Transformers: Rise of the Beasts Is Better Than a Transformers Sequel Has Any Right to Be

It's no Orson Welles as Unicron, sadly. But I'll take it. 


It will come as little surprise that Transformers: Rise of the Beasts is not exactly a good movie. It is, after all, a movie about a talking robot ape voiced by Ron Perlman, as well as some other talking robot animals plus some talking robot vehicles, all of whom join together to fight a planet-eating robot celestial entity called Unicron, which blah blah evil big etc. In a long-lost era, an animated Unicron was voiced by Orson Welles

It is also, I should remind you, titled Transformers: Rise of the Beasts. No one is expecting Citizen Kane—or even, for that matter, Citizen Kane 2: Rise of the Daily Beast

But it is much better than a movie with its title and premise and franchise-lateness should be. This is the seventh live-action Transformers film since 2007, and somehow, the filmmakers seem to be trying. Sure, Beasts is cheesy and obvious and formulaic and more than a little cartoony. But it's also refreshingly earnest and heartfelt. From time to time, it even verges on clever. And while it's completely ridiculous, it never quite lets its ridiculousness get in the way. 

The Transformers movies have been occupying multiplex for the better part of two decades now. The first five were directed by Michael Bay, who imbued the franchise with an ever-increasing sense of mayhem. There! Were! Always! So! Many! Things! Happening! It was not always clear, precisely, what those things were, but robots and John Turturro and Stanley Tucci were all involved somehow. 

The series arguably reached its apotheosis in the prologue to Bay's final installment, 2017's The Last Knight. Although the previous films had been set in the present day, and the film's ostensible star was Mark Wahlberg, playing a father and inventor named Cade Yeager, the movie begins in ancient Europe. In the opening sequence, Stanley Tucci, playing a drunken Merlin—yes, of King Arthur and the Roundtable—rides a horse up to a cave and despondently argues a three-headed robot dragon from its depths. In a normal movie, this sort of scene might raise some questions. Why, you might ask, is Tucci, who previously played a scheming present-day robotics executive in 2014's Transformers: Age of Extinction, now playing Merlin? Are the robots that are also cars…also dragons? Is it plausible that someone would be named Cade Yeager? 

Under Bay, the point of the franchise was not to answer these questions. It was to defeat them through sheer force of cinematic nonsense. 

Rise of the Beasts, I am sorry to report, does not deliver Stanley Tucci inexplicably playing a drunken, robot-dragon-arguing Merlin. 

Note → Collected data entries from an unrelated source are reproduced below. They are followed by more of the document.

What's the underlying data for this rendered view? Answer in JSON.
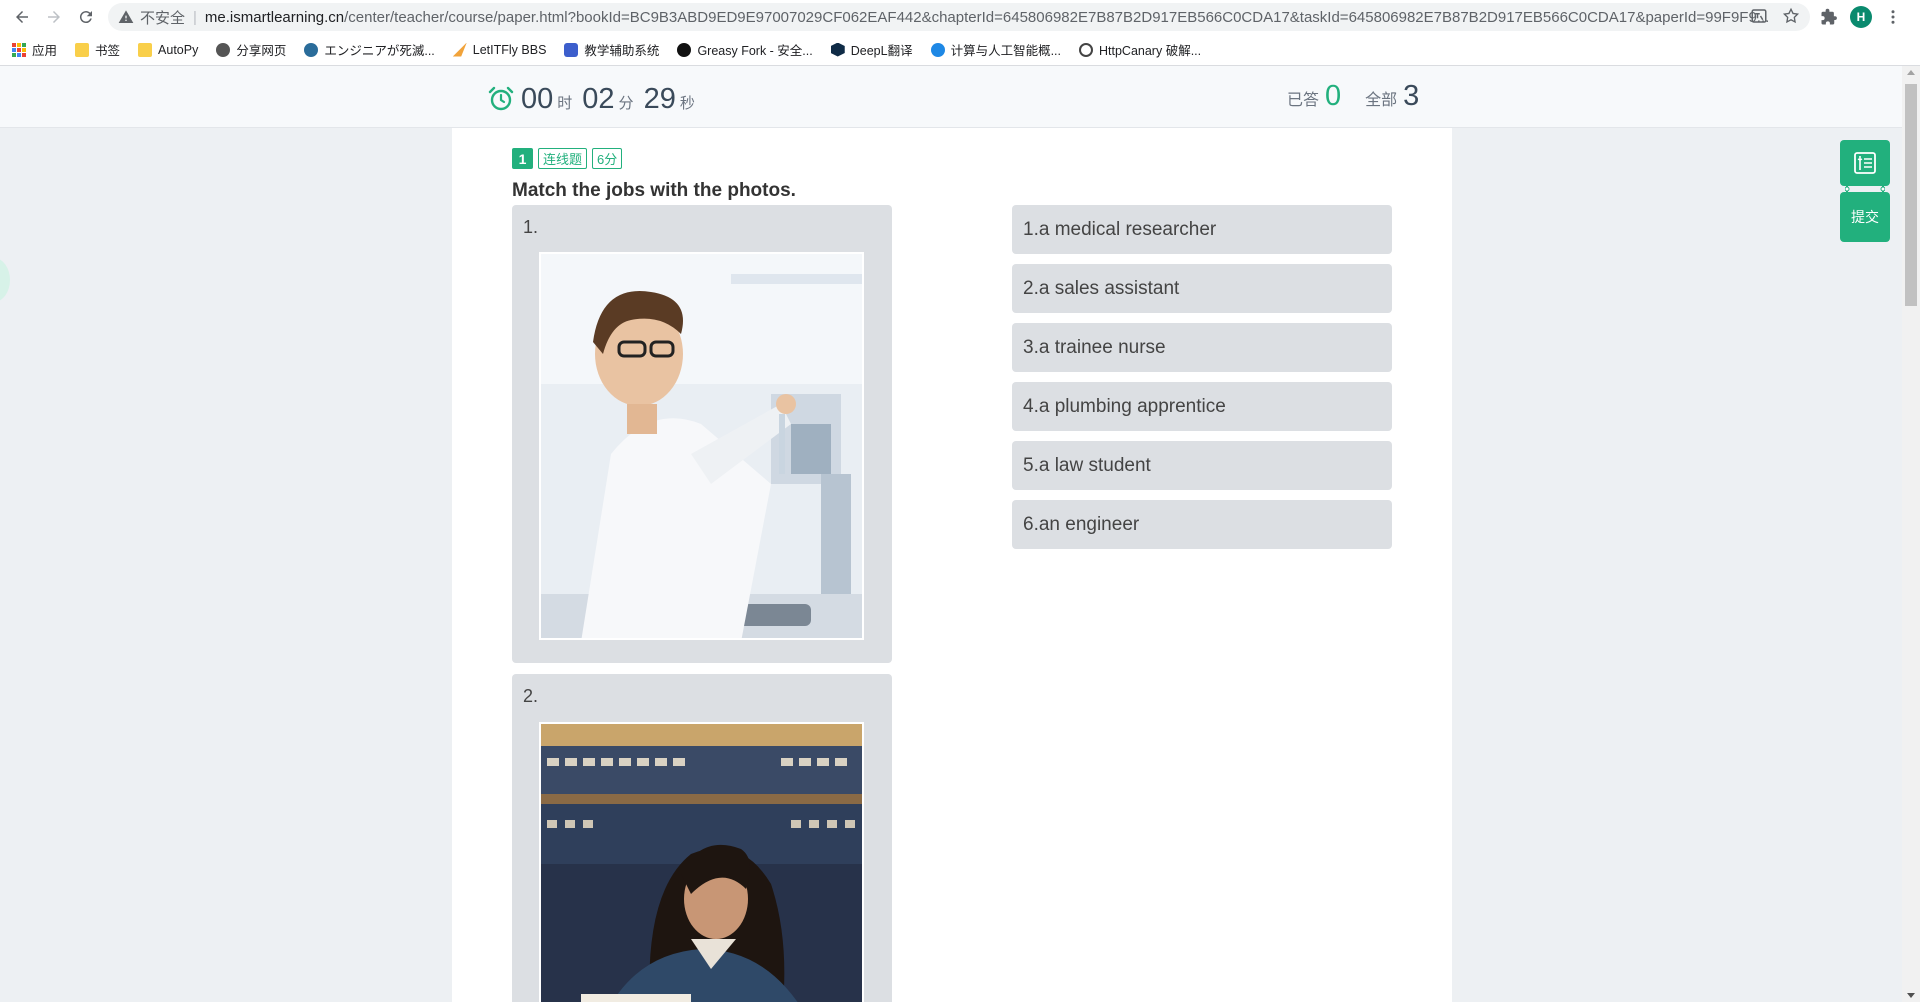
{
  "browser": {
    "insecure_label": "不安全",
    "url_host": "me.ismartlearning.cn",
    "url_path": "/center/teacher/course/paper.html?bookId=BC9B3ABD9ED9E97007029CF062EAF442&chapterId=645806982E7B87B2D917EB566C0CDA17&taskId=645806982E7B87B2D917EB566C0CDA17&paperId=99F9F9...",
    "avatar_letter": "H"
  },
  "bookmarks": [
    {
      "label": "应用",
      "icon": "apps-grid-icon"
    },
    {
      "label": "书签",
      "icon": "folder-icon"
    },
    {
      "label": "AutoPy",
      "icon": "folder-icon"
    },
    {
      "label": "分享网页",
      "icon": "globe-icon"
    },
    {
      "label": "エンジニアが死滅...",
      "icon": "site-icon"
    },
    {
      "label": "LetITFly BBS",
      "icon": "site-icon"
    },
    {
      "label": "教学辅助系统",
      "icon": "site-icon"
    },
    {
      "label": "Greasy Fork - 安全...",
      "icon": "site-icon"
    },
    {
      "label": "DeepL翻译",
      "icon": "site-icon"
    },
    {
      "label": "计算与人工智能概...",
      "icon": "site-icon"
    },
    {
      "label": "HttpCanary 破解...",
      "icon": "site-icon"
    }
  ],
  "timer": {
    "hours": "00",
    "hours_unit": "时",
    "minutes": "02",
    "minutes_unit": "分",
    "seconds": "29",
    "seconds_unit": "秒"
  },
  "progress": {
    "answered_label": "已答",
    "answered": "0",
    "total_label": "全部",
    "total": "3"
  },
  "question": {
    "number": "1",
    "type": "连线题",
    "score": "6分",
    "title": "Match the jobs with the photos.",
    "photos": [
      {
        "index": "1.",
        "subject": "lab-researcher-photo"
      },
      {
        "index": "2.",
        "subject": "law-student-photo"
      }
    ],
    "options": [
      "1.a medical researcher",
      "2.a sales assistant",
      "3.a trainee nurse",
      "4.a plumbing apprentice",
      "5.a law student",
      "6.an engineer"
    ]
  },
  "side": {
    "submit_label": "提交"
  },
  "colors": {
    "accent": "#22b07d",
    "card_bg": "#dcdfe3",
    "page_bg": "#edf0f3"
  }
}
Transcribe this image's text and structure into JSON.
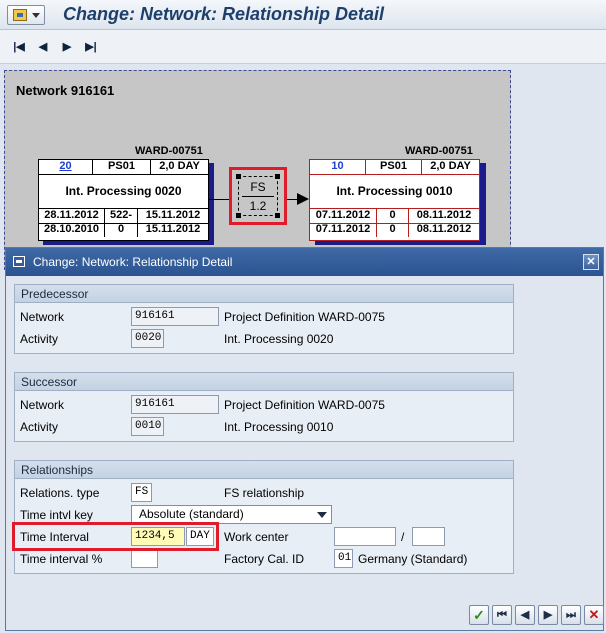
{
  "window": {
    "title": "Change: Network: Relationship Detail"
  },
  "nav_buttons": [
    "first-page-icon",
    "previous-page-icon",
    "next-page-icon",
    "last-page-icon"
  ],
  "network_graphic": {
    "title": "Network 916161",
    "predecessor_node": {
      "label": "WARD-00751",
      "number": "20",
      "work_center": "PS01",
      "duration": "2,0 DAY",
      "name": "Int. Processing 0020",
      "row1": [
        "28.11.2012",
        "522-",
        "15.11.2012"
      ],
      "row2": [
        "28.10.2010",
        "0",
        "15.11.2012"
      ]
    },
    "successor_node": {
      "label": "WARD-00751",
      "number": "10",
      "work_center": "PS01",
      "duration": "2,0 DAY",
      "name": "Int. Processing 0010",
      "row1": [
        "07.11.2012",
        "0",
        "08.11.2012"
      ],
      "row2": [
        "07.11.2012",
        "0",
        "08.11.2012"
      ]
    },
    "relationship": {
      "type": "FS",
      "value": "1.2"
    }
  },
  "dialog": {
    "title": "Change: Network: Relationship Detail",
    "predecessor": {
      "header": "Predecessor",
      "network_label": "Network",
      "network_value": "916161",
      "network_desc": "Project Definition WARD-0075",
      "activity_label": "Activity",
      "activity_value": "0020",
      "activity_desc": "Int. Processing 0020"
    },
    "successor": {
      "header": "Successor",
      "network_label": "Network",
      "network_value": "916161",
      "network_desc": "Project Definition WARD-0075",
      "activity_label": "Activity",
      "activity_value": "0010",
      "activity_desc": "Int. Processing 0010"
    },
    "relationships": {
      "header": "Relationships",
      "type_label": "Relations. type",
      "type_value": "FS",
      "type_desc": "FS relationship",
      "time_key_label": "Time intvl key",
      "time_key_value": "Absolute (standard)",
      "interval_label": "Time Interval",
      "interval_value": "1234,5",
      "interval_unit": "DAY",
      "work_center_label": "Work center",
      "work_center_value": "",
      "work_center_plant": "",
      "slash": "/",
      "interval_pct_label": "Time interval %",
      "interval_pct_value": "",
      "factory_cal_label": "Factory Cal. ID",
      "factory_cal_value": "01",
      "factory_cal_desc": "Germany (Standard)"
    },
    "buttons": {
      "confirm": "✓",
      "first": "⏮",
      "prev": "◀",
      "next": "▶",
      "last": "⏭",
      "cancel": "✕"
    }
  }
}
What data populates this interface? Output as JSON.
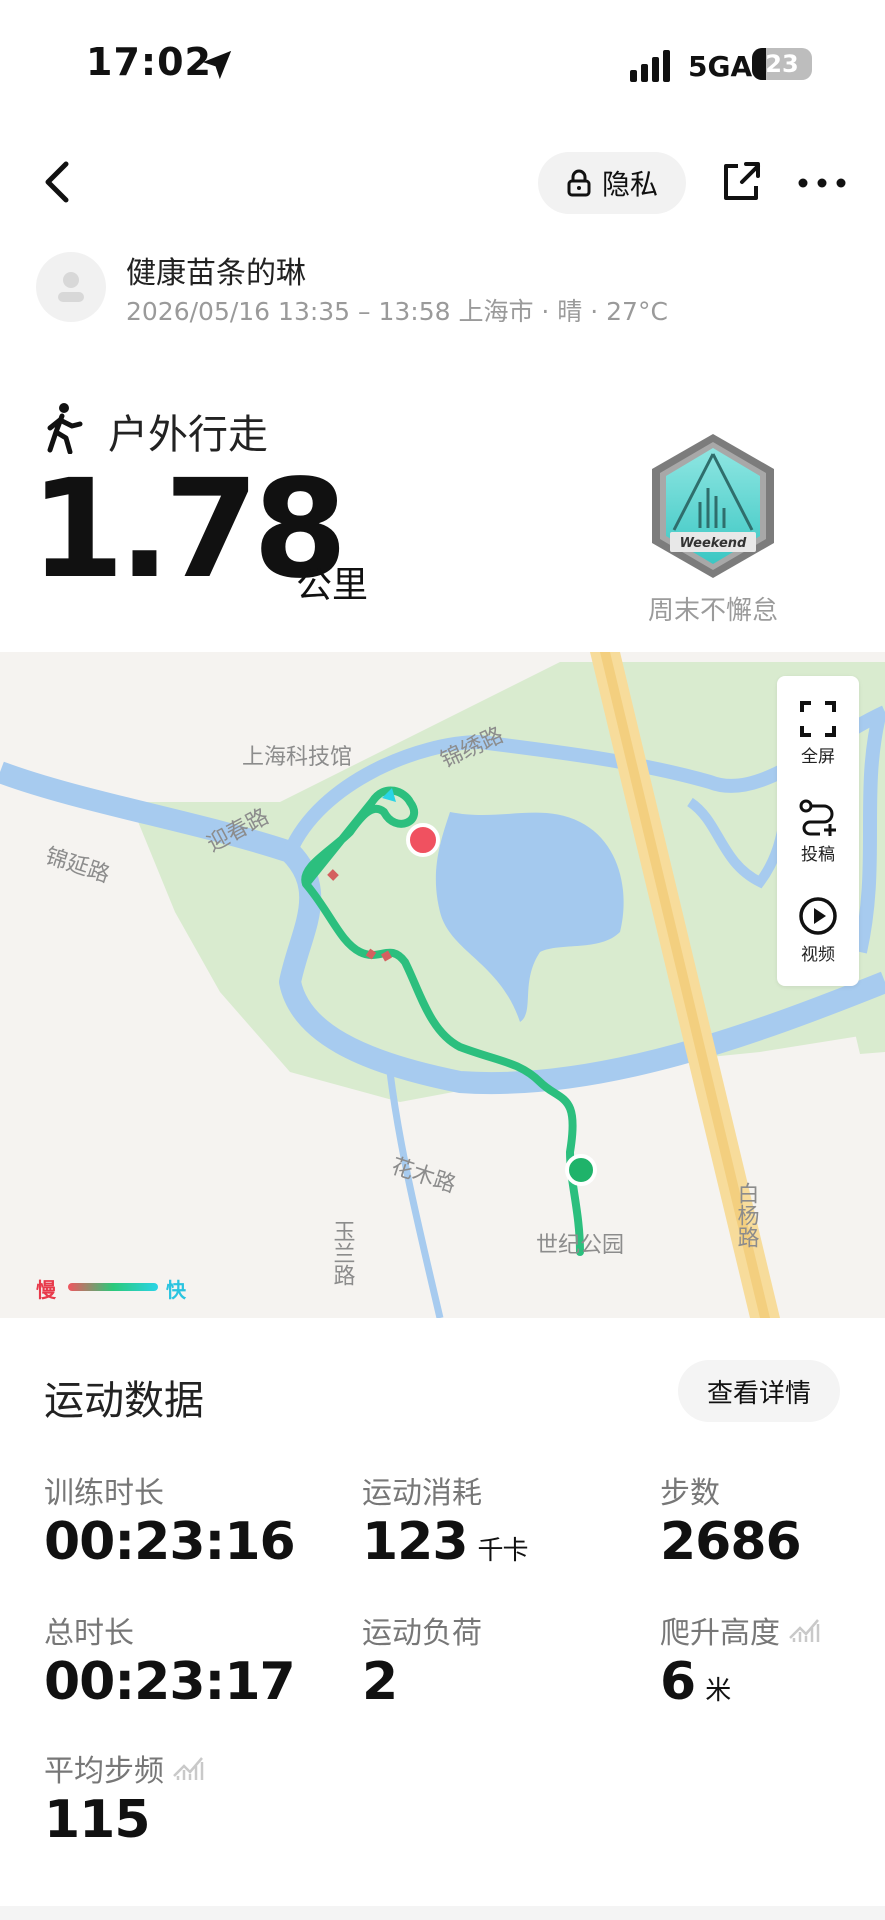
{
  "status_bar": {
    "time": "17:02",
    "network": "5GA",
    "battery": "23"
  },
  "header": {
    "privacy_label": "隐私"
  },
  "user": {
    "name": "健康苗条的琳",
    "meta": "2026/05/16 13:35 – 13:58 上海市 · 晴 · 27°C"
  },
  "activity": {
    "type": "户外行走",
    "distance": "1.78",
    "distance_unit": "公里"
  },
  "badge": {
    "title": "周末不懈怠",
    "inner_text": "Weekend"
  },
  "map": {
    "labels": [
      "上海科技馆",
      "锦绣路",
      "迎春路",
      "锦延路",
      "花木路",
      "世纪公园",
      "白杨路",
      "玉兰路"
    ],
    "tools": [
      "全屏",
      "投稿",
      "视频"
    ],
    "legend_slow": "慢",
    "legend_fast": "快"
  },
  "stats": {
    "title": "运动数据",
    "detail_button": "查看详情",
    "items": [
      {
        "label": "训练时长",
        "value": "00:23:16",
        "unit": ""
      },
      {
        "label": "运动消耗",
        "value": "123",
        "unit": "千卡"
      },
      {
        "label": "步数",
        "value": "2686",
        "unit": ""
      },
      {
        "label": "总时长",
        "value": "00:23:17",
        "unit": ""
      },
      {
        "label": "运动负荷",
        "value": "2",
        "unit": ""
      },
      {
        "label": "爬升高度",
        "value": "6",
        "unit": "米"
      },
      {
        "label": "平均步频",
        "value": "115",
        "unit": ""
      }
    ]
  }
}
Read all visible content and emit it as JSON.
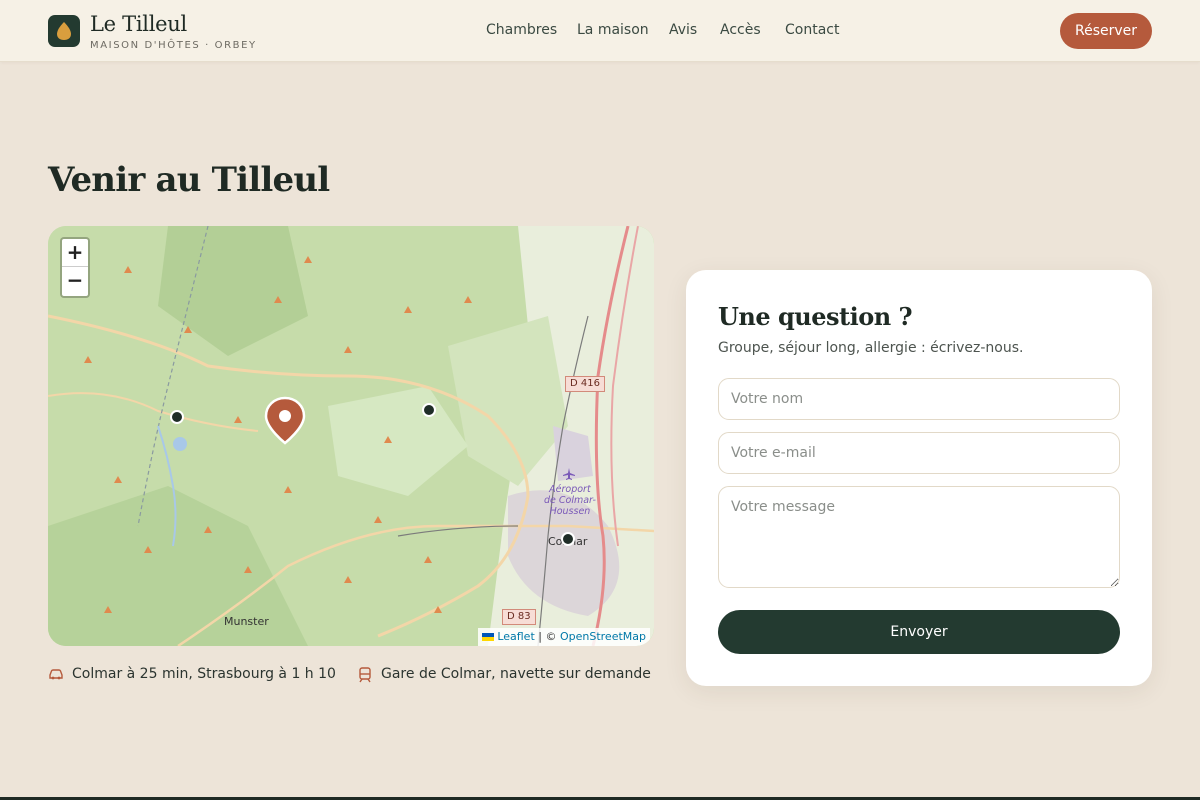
{
  "header": {
    "brand_name": "Le Tilleul",
    "brand_sub": "MAISON D'HÔTES · ORBEY",
    "nav": [
      "Chambres",
      "La maison",
      "Avis",
      "Accès",
      "Contact"
    ],
    "cta": "Réserver"
  },
  "access": {
    "title": "Venir au Tilleul",
    "map": {
      "zoom_in": "+",
      "zoom_out": "−",
      "labels": {
        "road_d416": "D 416",
        "road_d83": "D 83",
        "airport": "Aéroport\nde Colmar-\nHoussen",
        "colmar": "Colmar",
        "munster": "Munster"
      },
      "attribution": {
        "leaflet": "Leaflet",
        "sep": " | © ",
        "osm": "OpenStreetMap"
      }
    },
    "info": [
      {
        "icon": "car-icon",
        "text": "Colmar à 25 min, Strasbourg à 1 h 10"
      },
      {
        "icon": "train-icon",
        "text": "Gare de Colmar, navette sur demande"
      }
    ]
  },
  "contact": {
    "title": "Une question ?",
    "subtitle": "Groupe, séjour long, allergie : écrivez-nous.",
    "name_placeholder": "Votre nom",
    "email_placeholder": "Votre e-mail",
    "message_placeholder": "Votre message",
    "submit": "Envoyer"
  },
  "colors": {
    "accent": "#b55a3c",
    "dark": "#233a30",
    "background": "#ede4d8"
  }
}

But it does give us Noah Diaz, former soldier struggling to balance his family commitments with a job, and Elena Wallace, an artifacts expert who identifies the movie's MacGuffin—something called the Transwarp Key—as well as a lunchbox full of talking, shooting, joking, menacing, heroic, villainous robot aliens with group names like Terrorcons (the bad guys, you probably guessed) and Maximals (a new group of animal-based, good-guy robo-aliens).

There's a fun soundtrack full of 90s hip-hop standards, since the movie nominally takes place in 1994, which mostly just means there are no smartphones. If nothing else, Beasts features the best use of a Wu-Tang Clan song I've ever encountered in a Transformers movie.

And there's a plot, I suppose, involving the Transwarp Key and saving the planet and stopping Unicron and shooting a lot of stuff with robot arm guns. But the story's particulars are mostly incidental to the robots, the gags, and the action. Did I mention the giant robots?

You don't expect originality from a film like Beasts, so it's to its credit that it borrows liberally from better movies: In Diaz's character, the movie gives viewers the flavor of Into the Spider-Verse's heartfelt kid-from-New York shtick; in some of the car-based action sequences, there are nods to the better bits from the Fast and the Furious franchise; in the movie's finale, there are copious nods to Peter Jackson's Lord of the Rings. I'm not saying the new Transformers movie is Spider-Verse crossed with Fast and the Furious and Return of the King—but I'm not not saying that either. 

What Rise of the Beasts does better than Bay's films is tell a mostly coherent story with clearly defined motivations and distinct characters. That this is a surprise and a compliment no doubt says something about the franchise, and perhaps the general state of the summer blockbuster. It's no Orson Welles as a planet-chomping space-god-bot. But it mostly delivers on the promise of a Transformers movie, and that's not nothing.